Antivirus firm BullGuard has reinforced its 2013 Premium Protection suite with a new ID theft service that monitors a user’s personal data in case any of it turns up on the ‘dark web.’
Available for UK as well as US subscribers, the system trawls the Internet for a user-specified set of personal information, including social security and phone numbers, dates of birth, credit card data and bank account numbers.
If this data set is detected, the subscriber is told by email or text with information on how to react to the event.
Although it doesn’t explain how the monitoring works in much detail, it is an interesting sign of the way consumer security is becoming less about protecting devices and applications and more about looking after personal data.
ID theft products are not new and have existed in antivirus products for some time but BullGuard’s approach is unusual. Most ID theft protection is either just a reactive service to help in the event of an abuse of identity or monitors via credit agencies for the symptoms of a compromise.
BullGuard’s service appears more proactive, searching for data in specific places, potentially noticing a compromise much earlier, for example at the point the information is being traded on forums.

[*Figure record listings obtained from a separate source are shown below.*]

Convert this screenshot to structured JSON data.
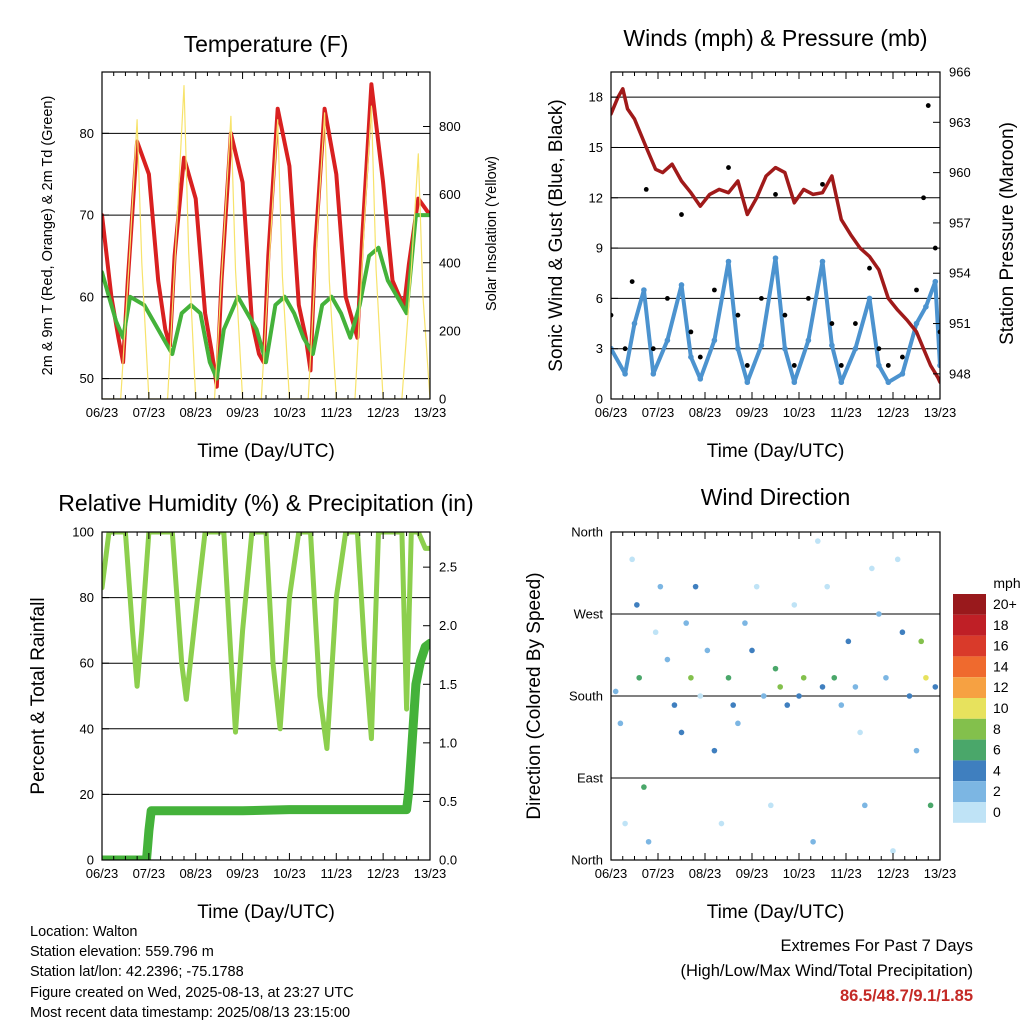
{
  "x_ticks": [
    "06/23",
    "07/23",
    "08/23",
    "09/23",
    "10/23",
    "11/23",
    "12/23",
    "13/23"
  ],
  "colors": {
    "temp_2m": "#d92020",
    "temp_9m": "#f26a1b",
    "dewpoint": "#44b23a",
    "solar": "#f7e36b",
    "wind": "#4c93cf",
    "gust": "#000000",
    "pressure": "#a01a1a",
    "rh": "#8ccf4d",
    "precip": "#44b23a"
  },
  "chart_data": [
    {
      "id": "temperature",
      "type": "line",
      "title": "Temperature (F)",
      "xlabel": "Time (Day/UTC)",
      "ylabel": "2m & 9m T (Red, Orange) & 2m Td (Green)",
      "ylabel_right": "Solar Insolation (Yellow)",
      "xlim": [
        0,
        7
      ],
      "ylim": [
        47.5,
        87.5
      ],
      "ylim_right": [
        0,
        960
      ],
      "yticks": [
        50,
        60,
        70,
        80
      ],
      "yticks_right": [
        0,
        200,
        400,
        600,
        800
      ],
      "series": [
        {
          "key": "temp_2m",
          "axis": "left",
          "x": [
            0,
            0.2,
            0.35,
            0.45,
            0.55,
            0.75,
            1.0,
            1.2,
            1.35,
            1.45,
            1.55,
            1.75,
            2.0,
            2.2,
            2.35,
            2.45,
            2.55,
            2.75,
            3.0,
            3.2,
            3.35,
            3.45,
            3.55,
            3.75,
            4.0,
            4.2,
            4.35,
            4.45,
            4.55,
            4.75,
            5.0,
            5.2,
            5.35,
            5.45,
            5.55,
            5.75,
            6.0,
            6.2,
            6.35,
            6.45,
            6.55,
            6.75,
            7.0
          ],
          "y": [
            70,
            60,
            55,
            52,
            62,
            79,
            75,
            62,
            56,
            54,
            65,
            77,
            72,
            58,
            53,
            49,
            62,
            80,
            74,
            57,
            53,
            52,
            65,
            83,
            76,
            59,
            55,
            51,
            66,
            83,
            75,
            60,
            57,
            55,
            67,
            86,
            74,
            62,
            60,
            59,
            64,
            72,
            70
          ]
        },
        {
          "key": "dewpoint",
          "axis": "left",
          "x": [
            0,
            0.15,
            0.3,
            0.45,
            0.6,
            0.9,
            1.1,
            1.3,
            1.5,
            1.7,
            1.9,
            2.1,
            2.3,
            2.45,
            2.6,
            2.9,
            3.1,
            3.3,
            3.5,
            3.7,
            3.9,
            4.1,
            4.3,
            4.5,
            4.7,
            4.9,
            5.1,
            5.3,
            5.5,
            5.7,
            5.9,
            6.1,
            6.3,
            6.5,
            6.7,
            7.0
          ],
          "y": [
            63,
            60,
            57,
            55,
            60,
            59,
            57,
            55,
            53,
            58,
            59,
            58,
            52,
            50,
            56,
            60,
            58,
            56,
            52,
            59,
            60,
            58,
            55,
            53,
            59,
            60,
            58,
            55,
            59,
            65,
            66,
            62,
            60,
            58,
            70,
            70
          ]
        },
        {
          "key": "solar",
          "axis": "right",
          "x": [
            0.0,
            0.4,
            0.6,
            0.75,
            0.85,
            1.0,
            1.4,
            1.6,
            1.75,
            1.85,
            2.0,
            2.4,
            2.6,
            2.75,
            2.85,
            3.0,
            3.4,
            3.6,
            3.75,
            3.85,
            4.0,
            4.4,
            4.6,
            4.75,
            4.85,
            5.0,
            5.4,
            5.6,
            5.75,
            5.85,
            6.0,
            6.4,
            6.6,
            6.75,
            6.85,
            7.0
          ],
          "y": [
            0,
            0,
            450,
            820,
            400,
            0,
            0,
            520,
            920,
            430,
            0,
            0,
            470,
            830,
            380,
            0,
            0,
            480,
            820,
            360,
            0,
            0,
            500,
            840,
            350,
            0,
            0,
            520,
            860,
            380,
            0,
            0,
            380,
            720,
            300,
            0
          ]
        }
      ]
    },
    {
      "id": "winds",
      "type": "scatter",
      "title": "Winds (mph) & Pressure (mb)",
      "xlabel": "Time (Day/UTC)",
      "ylabel": "Sonic Wind & Gust (Blue, Black)",
      "ylabel_right": "Station Pressure (Maroon)",
      "xlim": [
        0,
        7
      ],
      "ylim": [
        0,
        19.5
      ],
      "ylim_right": [
        946.5,
        966
      ],
      "yticks": [
        0,
        3,
        6,
        9,
        12,
        15,
        18
      ],
      "yticks_right": [
        948,
        951,
        954,
        957,
        960,
        963,
        966
      ],
      "series": [
        {
          "key": "wind",
          "axis": "left",
          "x": [
            0,
            0.3,
            0.5,
            0.7,
            0.9,
            1.2,
            1.5,
            1.7,
            1.9,
            2.2,
            2.5,
            2.7,
            2.9,
            3.2,
            3.5,
            3.7,
            3.9,
            4.2,
            4.5,
            4.7,
            4.9,
            5.2,
            5.5,
            5.7,
            5.9,
            6.2,
            6.5,
            6.7,
            6.9,
            7.0
          ],
          "y": [
            3,
            1.5,
            4.5,
            6.5,
            1.5,
            3.5,
            6.8,
            2.5,
            1.2,
            3.5,
            8.2,
            3,
            1,
            3.2,
            8.4,
            3,
            1,
            3.5,
            8.2,
            3.2,
            1,
            3,
            6,
            2,
            1,
            1.5,
            4.5,
            5.5,
            7,
            2
          ]
        },
        {
          "key": "gust",
          "axis": "left",
          "x": [
            0,
            0.3,
            0.45,
            0.75,
            0.9,
            1.2,
            1.5,
            1.7,
            1.9,
            2.2,
            2.5,
            2.7,
            2.9,
            3.2,
            3.5,
            3.7,
            3.9,
            4.2,
            4.5,
            4.7,
            4.9,
            5.2,
            5.5,
            5.7,
            5.9,
            6.2,
            6.5,
            6.65,
            6.75,
            6.9,
            7.0
          ],
          "y": [
            5,
            3,
            7,
            12.5,
            3,
            6,
            11,
            4,
            2.5,
            6.5,
            13.8,
            5,
            2,
            6,
            12.2,
            5,
            2,
            6,
            12.8,
            4.5,
            2,
            4.5,
            7.8,
            3,
            2,
            2.5,
            6.5,
            12,
            17.5,
            9,
            4
          ]
        },
        {
          "key": "pressure",
          "axis": "right",
          "x": [
            0,
            0.15,
            0.25,
            0.35,
            0.5,
            0.75,
            0.95,
            1.1,
            1.3,
            1.5,
            1.7,
            1.9,
            2.1,
            2.3,
            2.5,
            2.7,
            2.9,
            3.1,
            3.3,
            3.5,
            3.7,
            3.9,
            4.1,
            4.3,
            4.5,
            4.7,
            4.9,
            5.1,
            5.3,
            5.5,
            5.7,
            5.9,
            6.1,
            6.3,
            6.5,
            6.65,
            6.8,
            6.95,
            7.0
          ],
          "y": [
            963.5,
            964.5,
            965.0,
            963.8,
            963.2,
            961.5,
            960.2,
            960.0,
            960.5,
            959.5,
            958.8,
            958.0,
            958.7,
            959.0,
            958.8,
            959.5,
            957.5,
            958.5,
            959.8,
            960.3,
            960.0,
            958.2,
            959.0,
            958.7,
            958.8,
            959.8,
            957.2,
            956.3,
            955.5,
            955.0,
            954.2,
            952.5,
            951.8,
            951.2,
            950.5,
            949.5,
            948.5,
            947.8,
            947.5
          ]
        }
      ]
    },
    {
      "id": "humidity",
      "type": "line",
      "title": "Relative Humidity (%) & Precipitation (in)",
      "xlabel": "Time (Day/UTC)",
      "ylabel": "Percent & Total Rainfall",
      "xlim": [
        0,
        7
      ],
      "ylim": [
        0,
        100
      ],
      "ylim_right": [
        0,
        2.8
      ],
      "yticks": [
        0,
        20,
        40,
        60,
        80,
        100
      ],
      "yticks_right": [
        0.0,
        0.5,
        1.0,
        1.5,
        2.0,
        2.5
      ],
      "series": [
        {
          "key": "rh",
          "axis": "left",
          "x": [
            0,
            0.15,
            0.3,
            0.5,
            0.65,
            0.75,
            0.85,
            1.0,
            1.1,
            1.3,
            1.5,
            1.7,
            1.8,
            2.0,
            2.2,
            2.4,
            2.6,
            2.75,
            2.85,
            3.0,
            3.2,
            3.5,
            3.65,
            3.8,
            4.0,
            4.2,
            4.45,
            4.65,
            4.8,
            5.0,
            5.2,
            5.45,
            5.6,
            5.75,
            5.9,
            6.1,
            6.25,
            6.4,
            6.5,
            6.6,
            6.75,
            6.9,
            7.0
          ],
          "y": [
            83,
            100,
            100,
            100,
            70,
            53,
            70,
            100,
            100,
            100,
            100,
            60,
            49,
            75,
            100,
            100,
            100,
            62,
            39,
            70,
            100,
            100,
            60,
            40,
            80,
            100,
            100,
            50,
            34,
            80,
            100,
            100,
            65,
            37,
            100,
            100,
            100,
            100,
            46,
            100,
            100,
            95,
            95
          ]
        },
        {
          "key": "precip",
          "axis": "right",
          "x": [
            0,
            0.6,
            0.95,
            1.0,
            1.05,
            1.2,
            2.0,
            3.0,
            4.0,
            5.0,
            6.0,
            6.5,
            6.55,
            6.6,
            6.65,
            6.7,
            6.8,
            6.9,
            7.0
          ],
          "y": [
            0,
            0,
            0,
            0.25,
            0.42,
            0.42,
            0.42,
            0.42,
            0.43,
            0.43,
            0.43,
            0.43,
            0.6,
            0.9,
            1.2,
            1.5,
            1.7,
            1.82,
            1.85
          ]
        }
      ]
    },
    {
      "id": "wind_direction",
      "type": "scatter",
      "title": "Wind Direction",
      "xlabel": "Time (Day/UTC)",
      "ylabel": "Direction (Colored By Speed)",
      "xlim": [
        0,
        7
      ],
      "ylim": [
        0,
        360
      ],
      "yticks": [
        0,
        90,
        180,
        270,
        360
      ],
      "ytick_labels": [
        "North",
        "East",
        "South",
        "West",
        "North"
      ],
      "colorbar": {
        "label": "mph",
        "levels": [
          "20+",
          "18",
          "16",
          "14",
          "12",
          "10",
          "8",
          "6",
          "4",
          "2",
          "0"
        ],
        "colors": [
          "#99191c",
          "#bf1f26",
          "#d93a2a",
          "#ef6a2e",
          "#f6a142",
          "#e7e25d",
          "#83c04c",
          "#4aa76a",
          "#3f7fbf",
          "#7cb6e3",
          "#bfe3f6"
        ]
      },
      "series": [
        {
          "key": "wind_direction",
          "x": [
            0.1,
            0.2,
            0.3,
            0.45,
            0.55,
            0.6,
            0.7,
            0.8,
            0.95,
            1.05,
            1.2,
            1.35,
            1.5,
            1.6,
            1.7,
            1.8,
            1.9,
            2.05,
            2.2,
            2.35,
            2.5,
            2.6,
            2.7,
            2.85,
            3.0,
            3.1,
            3.25,
            3.4,
            3.5,
            3.6,
            3.75,
            3.9,
            4.0,
            4.1,
            4.3,
            4.4,
            4.5,
            4.6,
            4.75,
            4.9,
            5.05,
            5.2,
            5.3,
            5.4,
            5.55,
            5.7,
            5.85,
            6.0,
            6.1,
            6.2,
            6.35,
            6.5,
            6.6,
            6.7,
            6.8,
            6.9
          ],
          "y": [
            185,
            150,
            40,
            330,
            280,
            200,
            80,
            20,
            250,
            300,
            220,
            170,
            140,
            260,
            200,
            300,
            180,
            230,
            120,
            40,
            200,
            170,
            150,
            260,
            230,
            300,
            180,
            60,
            210,
            190,
            170,
            280,
            180,
            200,
            20,
            350,
            190,
            300,
            200,
            170,
            240,
            190,
            140,
            60,
            320,
            270,
            200,
            10,
            330,
            250,
            180,
            120,
            240,
            200,
            60,
            190
          ],
          "speed": [
            2,
            1,
            0,
            0,
            3,
            5,
            6,
            1,
            0,
            1,
            2,
            3,
            3,
            2,
            7,
            4,
            0,
            1,
            3,
            0,
            5,
            4,
            2,
            1,
            3,
            0,
            1,
            0,
            5,
            7,
            3,
            0,
            3,
            7,
            1,
            0,
            4,
            0,
            6,
            2,
            3,
            1,
            0,
            1,
            0,
            2,
            1,
            0,
            0,
            4,
            3,
            1,
            8,
            9,
            5,
            3
          ]
        }
      ]
    }
  ],
  "info": {
    "location": "Location: Walton",
    "elevation": "Station elevation: 559.796 m",
    "latlon": "Station lat/lon: 42.2396; -75.1788",
    "created": "Figure created on Wed, 2025-08-13, at 23:27 UTC",
    "latest": "Most recent data timestamp: 2025/08/13 23:15:00"
  },
  "extremes": {
    "title": "Extremes For Past 7 Days",
    "subtitle": "(High/Low/Max Wind/Total Precipitation)",
    "values": "86.5/48.7/9.1/1.85"
  }
}
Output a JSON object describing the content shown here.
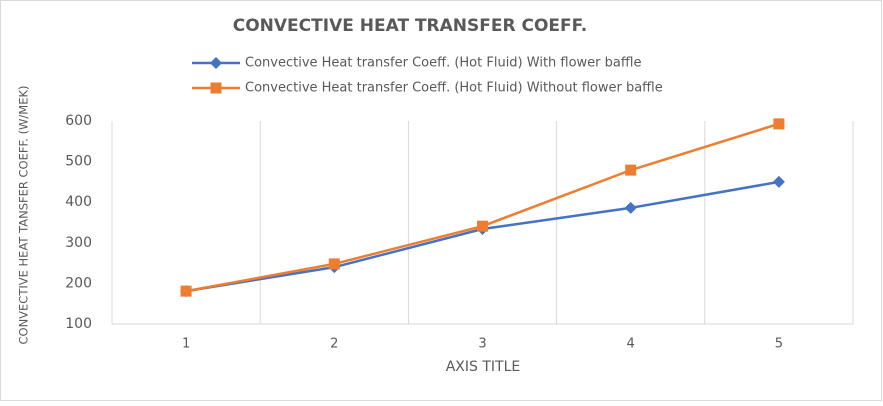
{
  "chart_data": {
    "type": "line",
    "title": "CONVECTIVE HEAT TRANSFER COEFF.",
    "x_label": "AXIS TITLE",
    "y_label": "CONVECTIVE HEAT TANSFER COEFF. (W/MEK)",
    "categories": [
      "1",
      "2",
      "3",
      "4",
      "5"
    ],
    "series": [
      {
        "name": "Convective Heat transfer Coeff. (Hot Fluid) With flower baffle",
        "color": "#4472c4",
        "marker": "diamond",
        "values": [
          181,
          240,
          334,
          386,
          450
        ]
      },
      {
        "name": "Convective Heat transfer Coeff. (Hot Fluid) Without flower baffle",
        "color": "#ed7d31",
        "marker": "square",
        "values": [
          181,
          248,
          341,
          479,
          593
        ]
      }
    ],
    "ylim": [
      100,
      600
    ],
    "yticks": [
      100,
      200,
      300,
      400,
      500,
      600
    ],
    "grid": true,
    "legend": "top"
  }
}
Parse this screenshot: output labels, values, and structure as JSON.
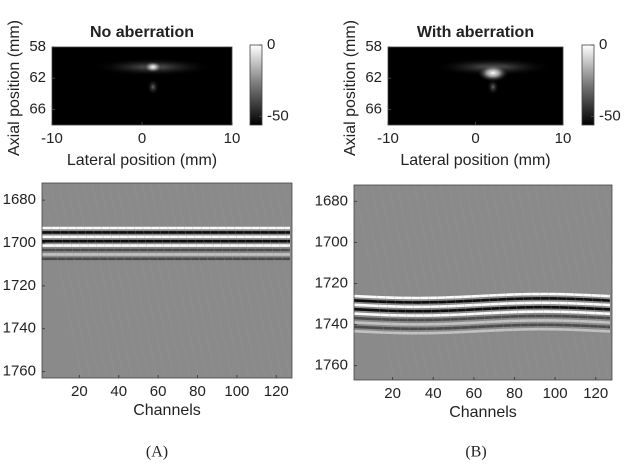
{
  "chart_data": [
    {
      "type": "image",
      "title": "No aberration",
      "xlabel": "Lateral position (mm)",
      "ylabel": "Axial position (mm)",
      "xlim": [
        -10,
        10
      ],
      "xticks": [
        -10,
        0,
        10
      ],
      "ylim": [
        58,
        68
      ],
      "yticks": [
        58,
        62,
        66
      ],
      "colorbar": {
        "lim": [
          0,
          -56
        ],
        "ticks": [
          0,
          -50
        ]
      }
    },
    {
      "type": "image",
      "title": "With aberration",
      "xlabel": "Lateral position (mm)",
      "ylabel": "Axial position (mm)",
      "xlim": [
        -10,
        10
      ],
      "xticks": [
        -10,
        0,
        10
      ],
      "ylim": [
        58,
        68
      ],
      "yticks": [
        58,
        62,
        66
      ],
      "colorbar": {
        "lim": [
          0,
          -56
        ],
        "ticks": [
          0,
          -50
        ]
      }
    },
    {
      "type": "rf",
      "xlabel": "Channels",
      "xlim": [
        1,
        128
      ],
      "xticks": [
        20,
        40,
        60,
        80,
        100,
        120
      ],
      "ylim": [
        1672,
        1763
      ],
      "yticks": [
        1680,
        1700,
        1720,
        1740,
        1760
      ]
    },
    {
      "type": "rf",
      "xlabel": "Channels",
      "xlim": [
        1,
        128
      ],
      "xticks": [
        20,
        40,
        60,
        80,
        100,
        120
      ],
      "ylim": [
        1672,
        1767
      ],
      "yticks": [
        1680,
        1700,
        1720,
        1740,
        1760
      ]
    }
  ],
  "captions": [
    "(A)",
    "(B)"
  ]
}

“There are a myriad of ways for attackers to get a hold of unsuspecting users’ data. BullGuard Premium Protection keeps an eye out for your personal information, searching for it in all the dark corners of the Internet to see whether someone other than you is using it,” said BullGuard’s head of product management, Alex Balan.
“Our online services continually monitor the web, social networks and sources of stolen or compromised data in order to alert users whenever potential mis-usage of their private info is detected,” he said.
For some people this feature might be worth the hefty £69.95 ($99.95) fee charged on its own.
The suite does come with other features in addition to its conventional antivirus protection, such as Social Media Protection for parents. This monitors Facebook accounts, checking for certain phrases sent or received, malicious or problem links and even photographs.
Parents and children receive alerts if risky content is detected which account holders (i.e. parents) can access from a web browser using an online dashboard. It notices who is friending whom.
According to BullGuard, because the system monitors accounts and not a particular machine it keeps an eye on activity regardless of which device it was initiated from.
Assuming parents are easy with the idea of spying on their offspring, there are two obvious issues with this, starting with the fact it only monitors Facebook. That is a large part of the social media profile of many youngsters but by no means all of it.
A more significant limitation is that it assumes the parents have knowledge of all the accounts that need to be watched. A youngster determined enough to create more than one identity will escape monitoring.
The license only covers three devices, or less per annum when agreeing to a two or three-year subscription;this also includes a 25GB online backup allowance. Two extra devices can be covered for an additional £14.